Vor dem Bundesarbeitsgericht sind außer Rechtsanwälten auch Gewerkschaften und Vereinigungen von Arbeitgeberverbänden sowie Zusammenschlüsse solcher Verbände für ihre Mitglieder oder für andere Verbände oder Zusammenschlüsse mit vergleichbarer Ausrichtung und deren Mitglieder als Bevollmächtigte vertretungsbefugt. Als Bevollmächtigte zugelassen sind auch juristische Personen, die die Voraussetzung gem. § 11 Abs. 2 Satz 2 Ziff. 5 ArbGG erfüllen. Die handelnden Personen müssen die Befähigung zum Richteramt haben.

Die Revisionsschrift, die Revisionsbegründungsschrift und die sonstigen wechselseitigen Schriftsätze im Revisionsverfahren sollen 7-fach – für jeden weiteren Beteiligten ein Exemplar mehr – eingereicht werden.

Auf die Möglichkeit der Einreichung elektronischer Dokumente beim Bundesarbeitsgericht nach § 46 c ArbGG i.
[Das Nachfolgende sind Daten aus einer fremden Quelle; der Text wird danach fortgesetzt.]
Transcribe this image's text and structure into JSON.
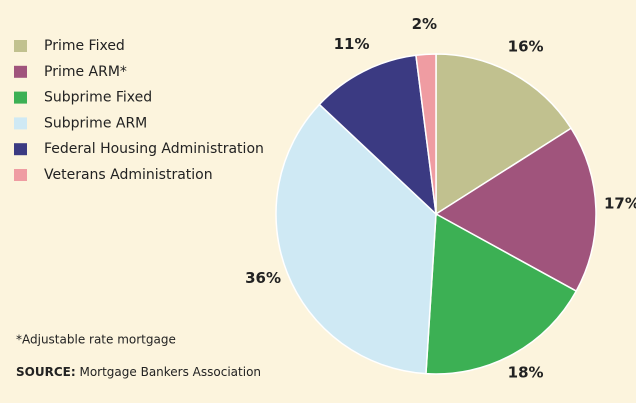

V. m. den besonderen Voraussetzungen nach der Verordnung über den elektronischen Rechtsverkehr beim Bundesarbeitsgericht vom 09. März 2006, BGBl. 2006 Teil I Nr. 12, S. 519 f., ausgegeben zu Bonn am 15. März 2006, wird hingewiesen.

Für den Kläger ist kein Rechtsmittel gegeben.